Thursday, August 6, 2020: 1:15 PM
Nicholas Barber1, Melissa Nelson2, Sheryl C. Hosler3, Camille A. Traylor4, Katie A LaMagdeleine-Dent5, Kenneth W McCravy5 and Holly P. Jones6, (1)San Diego State University, San Diego, CA, (2)Northern Illinois University, (3)Department of Biology, University of Illinois-Chicago, Chicago, IL, (4)School of Life Sciences, University of Nevada Las Vegas, Las Vegas, NV, (5)Department of Biological Sciences, Western Illinois University, Macomb, IL, (6)Department of Biological Sciences and Institute for the Study of the Environment, Sustainability, and Energy, Northern Illinois University, DeKalb, IL
Background/Question/Methods

Ecosystem restoration is often focused on reconstructing or improving plant communities with the implicit or explicit assumption that consumer communities will re-assemble without assistance. Ongoing management following initial restoration activities is likely to further shape consumer communities.

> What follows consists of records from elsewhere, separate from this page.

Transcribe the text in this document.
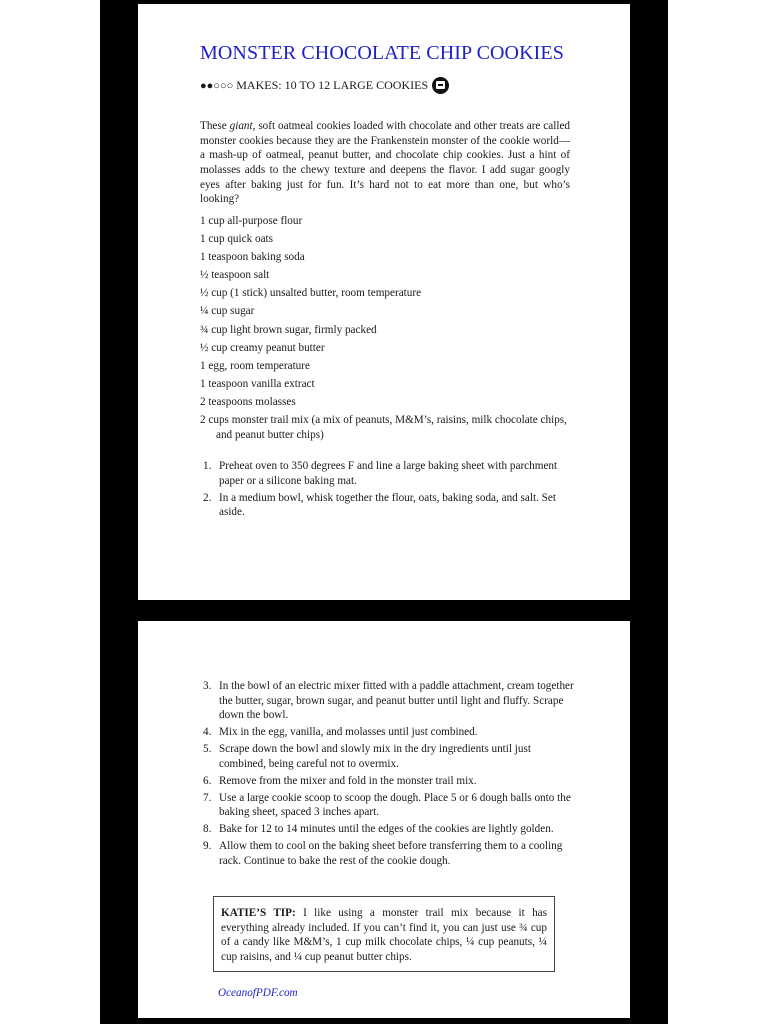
MONSTER CHOCOLATE CHIP COOKIES
●●○○○ MAKES: 10 TO 12 LARGE COOKIES

These giant, soft oatmeal cookies loaded with chocolate and other treats are called monster cookies because they are the Frankenstein monster of the cookie world—a mash-up of oatmeal, peanut butter, and chocolate chip cookies. Just a hint of molasses adds to the chewy texture and deepens the flavor. I add sugar googly eyes after baking just for fun. It’s hard not to eat more than one, but who’s looking?

1 cup all-purpose flour
1 cup quick oats
1 teaspoon baking soda
½ teaspoon salt
½ cup (1 stick) unsalted butter, room temperature
¼ cup sugar
¾ cup light brown sugar, firmly packed
½ cup creamy peanut butter
1 egg, room temperature
1 teaspoon vanilla extract
2 teaspoons molasses
2 cups monster trail mix (a mix of peanuts, M&M’s, raisins, milk chocolate chips, and peanut butter chips)
1. Preheat oven to 350 degrees F and line a large baking sheet with parchment paper or a silicone baking mat.
2. In a medium bowl, whisk together the flour, oats, baking soda, and salt. Set aside.
3. In the bowl of an electric mixer fitted with a paddle attachment, cream together the butter, sugar, brown sugar, and peanut butter until light and fluffy. Scrape down the bowl.
4. Mix in the egg, vanilla, and molasses until just combined.
5. Scrape down the bowl and slowly mix in the dry ingredients until just combined, being careful not to overmix.
6. Remove from the mixer and fold in the monster trail mix.
7. Use a large cookie scoop to scoop the dough. Place 5 or 6 dough balls onto the baking sheet, spaced 3 inches apart.
8. Bake for 12 to 14 minutes until the edges of the cookies are lightly golden.
9. Allow them to cool on the baking sheet before transferring them to a cooling rack. Continue to bake the rest of the cookie dough.
KATIE’S TIP: I like using a monster trail mix because it has everything already included. If you can’t find it, you can just use ¾ cup of a candy like M&M’s, 1 cup milk chocolate chips, ¼ cup peanuts, ¼ cup raisins, and ¼ cup peanut butter chips.
OceanofPDF.com
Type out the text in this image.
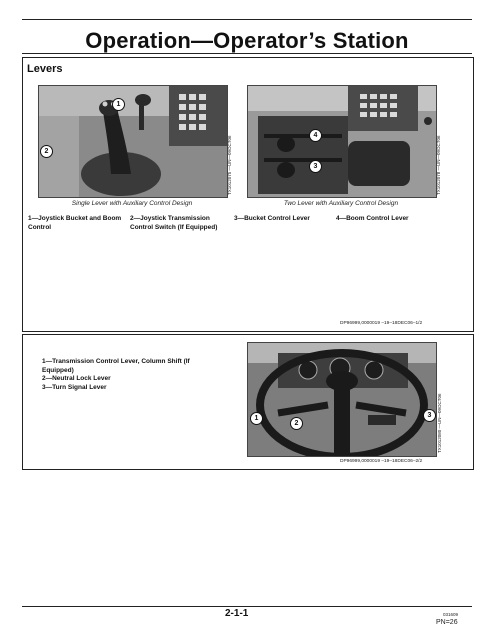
Operation—Operator’s Station
Levers
1
2	TX1012075 —UN—09OCT06
Single Lever with Auxiliary Control Design
4
3	TX1012078 —UN—09OCT06
Two Lever with Auxiliary Control Design
1—Joystick Bucket and Boom Control
2—Joystick Transmission Control Switch (If Equipped)
3—Bucket Control Lever	4—Boom Control Lever
DP96999,0000019 –19–18DEC06–1/2
1—Transmission Control Lever, Column Shift (If Equipped)
2—Neutral Lock Lever
3—Turn Signal Lever
1
2
3	TX1012080 —UN—09OCT06
DP96999,0000019 –19–18DEC06–2/2
2-1-1	031609
PN=26
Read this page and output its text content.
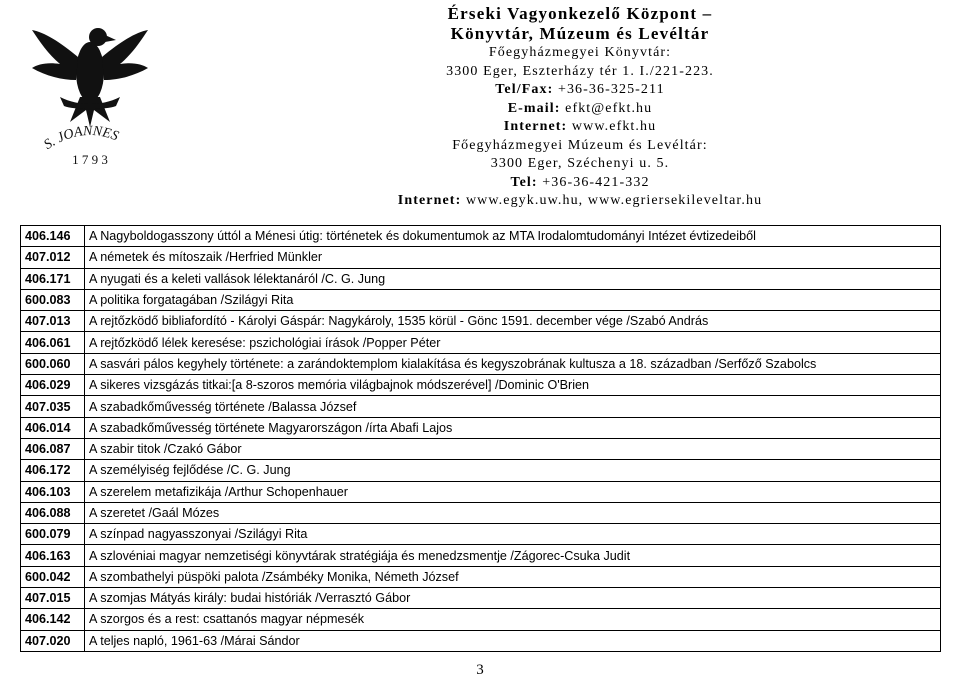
S. JOANNES
1 7 9 3
Érseki Vagyonkezelő Központ –
Könyvtár, Múzeum és Levéltár
Főegyházmegyei Könyvtár:
3300 Eger, Eszterházy tér 1. I./221-223.
Tel/Fax: +36-36-325-211
E-mail: efkt@efkt.hu
Internet: www.efkt.hu
Főegyházmegyei Múzeum és Levéltár:
3300 Eger, Széchenyi u. 5.
Tel: +36-36-421-332
Internet: www.egyk.uw.hu, www.egriersekileveltar.hu
406.146	A Nagyboldogasszony úttól a Ménesi útig: történetek és dokumentumok az MTA Irodalomtudományi Intézet évtizedeiből
407.012	A németek és mítoszaik /Herfried Münkler
406.171	A nyugati és a keleti vallások lélektanáról /C. G. Jung
600.083	A politika forgatagában /Szilágyi Rita
407.013	A rejtőzködő bibliafordító - Károlyi Gáspár: Nagykároly, 1535 körül - Gönc 1591. december vége /Szabó András
406.061	A rejtőzködő lélek keresése: pszichológiai írások /Popper Péter
600.060	A sasvári pálos kegyhely története: a zarándoktemplom kialakítása és kegyszobrának kultusza a 18. században /Serfőző Szabolcs
406.029	A sikeres vizsgázás titkai:[a 8-szoros memória világbajnok módszerével] /Dominic O'Brien
407.035	A szabadkőművesség története /Balassa József
406.014	A szabadkőművesség története Magyarországon /írta Abafi Lajos
406.087	A szabir titok /Czakó Gábor
406.172	A személyiség fejlődése /C. G. Jung
406.103	A szerelem metafizikája /Arthur Schopenhauer
406.088	A szeretet /Gaál Mózes
600.079	A színpad nagyasszonyai /Szilágyi Rita
406.163	A szlovéniai magyar nemzetiségi könyvtárak stratégiája és menedzsmentje /Zágorec-Csuka Judit
600.042	A szombathelyi püspöki palota /Zsámbéky Monika, Németh József
407.015	A szomjas Mátyás király: budai históriák /Verrasztó Gábor
406.142	A szorgos és a rest: csattanós magyar népmesék
407.020	A teljes napló, 1961-63 /Márai Sándor
3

Insect monitoring represents an opportunity to examine how consumer communities respond to restoration and management because of their high taxonomic and functional diversity, range of specialist to generalist niches, and rapid population responses to environmental change. We monitored ground beetle (Coleoptera: Carabidae) communities in a chronosequence of restored tallgrass prairie from 2013-2019. Sites varied in management with prescribed fire and re-introduced bison, allowing us the opportunity to test (1) how consumer communities undergo successional changes as restoration age, (2) how they respond to strategies aimed at increasing habitat heterogeneity such as grazing management, and (3) whether functional trait descriptors of the community add information beyond taxonomic metrics such as richness.

Results/Conclusions

Ground beetle abundance and richness are initially very high in new restorations, but these rapidly decline as disturbance-tolerant species disappear from sites. Abundances slowly increase a decade after restoration activities, but older sites support a small number of species. These declines in taxonomic diversity are reflected in measures of functional diversity because communities become dominated by a small number of large, flightless, carnivorous species. Bison presence shifts community composition, and heterogeneity due to grazing and other bison activities may delay some of the declines in diversity by reducing the dominance of carnivorous beetle species. Monitoring a chronosequence over time provides both a long-term view of community change and individual time-series data for each site. This strengthens managers’ ability to predict how insect communities in a new restoration will change over time by quantifying successional patterns and the among-site variation in these patterns. Given the importance of insects in trophic webs and their contributions to ecosystem services, understanding their community changes could improve forecasting of ecosystem functions in restorations.